La mine d’un gentil garçon sans histoire, Fayçal dit avoir choisi cette activité pour ne pas rester à la merci du chômage dont les proportions sont bien en deçà des chiffres officiels ici. « C’est pendant le jour que j’achète le mazout à la station d’essence du coin. On me sert la quantité que je veux, ce qui peut varier entre 10 et 12 fûts de 200 l chacun », explique Fayçal. Comment fait-il pour contourner les restrictions et les conditions imposées aux stations Naftal ? « L’idée est simple, révèle Fayçal, je glisse au pompiste 200 DA de tchipa sur chaque fût et le tour est joué. » Une fois « les courses » terminées, Fayçal attend patiemment la tombée de la nuit et l’arrivée de ses clients. Ces derniers s’approvisionnent chez lui 3 à 4 fois par semaine, selon les conditions et la perméabilité de la route. « Ils » débarquent en Toyota Hilux, le 4x4 choyé par les trafiquants ; anonymes et l’accent difficile à discerner entre celui de la région de Tébessa et celui tunisien. Ils prennent le carburant et proposent de payer en espèces ou bien de faire le troc contre des quantités de denrées alimentaires. La transaction est réglée en quelques minutes et permet à Fayçal de dégager un bénéfice net de 8000 à 10 000 DA. Ce futur nouveau riche, c’est son rêve, sait que ce qu’il fait est illégal mais il n’entend rien à l’idée que cela puisse ruiner l’économie nationale.

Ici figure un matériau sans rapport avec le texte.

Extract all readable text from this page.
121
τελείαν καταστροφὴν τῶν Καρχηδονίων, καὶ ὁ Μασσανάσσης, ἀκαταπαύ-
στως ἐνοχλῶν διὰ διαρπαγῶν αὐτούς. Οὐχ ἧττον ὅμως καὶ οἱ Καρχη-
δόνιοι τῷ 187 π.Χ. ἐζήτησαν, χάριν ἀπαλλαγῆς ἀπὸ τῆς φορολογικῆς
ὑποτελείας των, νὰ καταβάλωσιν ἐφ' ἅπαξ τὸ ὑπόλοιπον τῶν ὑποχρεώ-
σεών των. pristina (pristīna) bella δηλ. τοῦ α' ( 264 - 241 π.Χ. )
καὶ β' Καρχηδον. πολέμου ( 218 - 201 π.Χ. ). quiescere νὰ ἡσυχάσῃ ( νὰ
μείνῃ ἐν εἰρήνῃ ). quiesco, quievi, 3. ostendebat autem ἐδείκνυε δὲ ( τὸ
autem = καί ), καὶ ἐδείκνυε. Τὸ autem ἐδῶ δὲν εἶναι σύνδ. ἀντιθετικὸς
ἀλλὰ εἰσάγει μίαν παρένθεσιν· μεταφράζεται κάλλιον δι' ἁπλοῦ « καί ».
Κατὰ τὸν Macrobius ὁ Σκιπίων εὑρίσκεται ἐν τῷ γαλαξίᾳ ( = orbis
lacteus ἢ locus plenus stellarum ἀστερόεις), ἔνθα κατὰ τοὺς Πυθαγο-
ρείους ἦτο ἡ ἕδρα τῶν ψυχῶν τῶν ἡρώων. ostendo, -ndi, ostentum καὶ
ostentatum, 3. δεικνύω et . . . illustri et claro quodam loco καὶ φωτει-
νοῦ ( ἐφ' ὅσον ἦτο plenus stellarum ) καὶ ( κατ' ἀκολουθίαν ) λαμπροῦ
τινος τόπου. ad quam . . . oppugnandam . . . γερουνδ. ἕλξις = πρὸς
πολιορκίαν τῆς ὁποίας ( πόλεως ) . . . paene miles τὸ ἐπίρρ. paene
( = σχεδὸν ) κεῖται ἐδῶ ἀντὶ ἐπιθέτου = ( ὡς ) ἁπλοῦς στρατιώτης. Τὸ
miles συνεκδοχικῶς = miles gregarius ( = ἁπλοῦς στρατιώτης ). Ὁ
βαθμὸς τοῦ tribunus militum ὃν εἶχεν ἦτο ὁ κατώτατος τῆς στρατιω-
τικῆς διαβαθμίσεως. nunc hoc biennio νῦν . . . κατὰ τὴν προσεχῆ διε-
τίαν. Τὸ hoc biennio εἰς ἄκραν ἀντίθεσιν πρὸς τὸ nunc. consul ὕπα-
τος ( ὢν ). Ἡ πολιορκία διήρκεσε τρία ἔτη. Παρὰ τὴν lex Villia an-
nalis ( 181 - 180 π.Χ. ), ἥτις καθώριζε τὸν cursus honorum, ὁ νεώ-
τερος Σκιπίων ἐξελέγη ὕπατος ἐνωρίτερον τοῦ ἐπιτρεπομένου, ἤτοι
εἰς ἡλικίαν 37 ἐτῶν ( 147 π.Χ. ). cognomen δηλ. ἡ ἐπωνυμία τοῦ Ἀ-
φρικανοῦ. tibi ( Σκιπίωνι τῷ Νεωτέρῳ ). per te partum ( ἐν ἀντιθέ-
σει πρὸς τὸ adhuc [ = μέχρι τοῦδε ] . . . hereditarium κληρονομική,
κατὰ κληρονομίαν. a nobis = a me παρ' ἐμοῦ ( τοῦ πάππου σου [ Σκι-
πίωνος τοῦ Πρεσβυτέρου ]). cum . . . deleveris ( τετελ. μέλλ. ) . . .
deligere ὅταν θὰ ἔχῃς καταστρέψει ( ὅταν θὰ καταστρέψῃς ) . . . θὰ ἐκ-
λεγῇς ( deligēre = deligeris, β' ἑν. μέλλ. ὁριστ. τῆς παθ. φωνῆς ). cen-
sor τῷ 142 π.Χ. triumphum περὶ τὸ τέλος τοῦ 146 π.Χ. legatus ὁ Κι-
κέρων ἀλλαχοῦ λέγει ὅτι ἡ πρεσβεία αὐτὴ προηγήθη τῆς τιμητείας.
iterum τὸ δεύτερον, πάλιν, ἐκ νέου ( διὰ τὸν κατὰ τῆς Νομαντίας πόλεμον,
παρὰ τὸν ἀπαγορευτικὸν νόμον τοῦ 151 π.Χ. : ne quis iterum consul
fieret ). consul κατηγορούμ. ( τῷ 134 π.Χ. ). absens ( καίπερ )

A la réflexion, il rétorque : « Je n’ai rien d’autre à faire, sinon Bouteflika n’a qu’à distribuer à chacun sa part de pétrole et on sera quitte. » D’après un petit calcul, à lui seul, Fayçal vend environ 8000 litres de mazout par semaine. Multiplié par le nombre « de Fayçal » qui agissent ainsi à Khenchela et dans les autres wilayas qui acheminent le carburant algérien en Tunisie, on peut se faire une idée sur l’ampleur de la saignée économique. Quant au procédé employé par Fayçal, il semble qu’il est de moins en moins en vigueur depuis qu’une bataille a opposé en septembre dernier des contrebandiers de Batna et ceux de Khenchela sous prétexte que les uns empiétaient sur le territoire des autres. Il s’en est suivi un accord de partage de zones qui limite l’action de chacun au territoire de sa wilaya, c’est-à-dire que dorénavant chaque trafiquant pourra acheminer la marchandise jusqu’à la limite wilayale, où quelqu’un d’autre prend le relais aussi bien pour les marchandises qui entrent que pour celles qui sortent.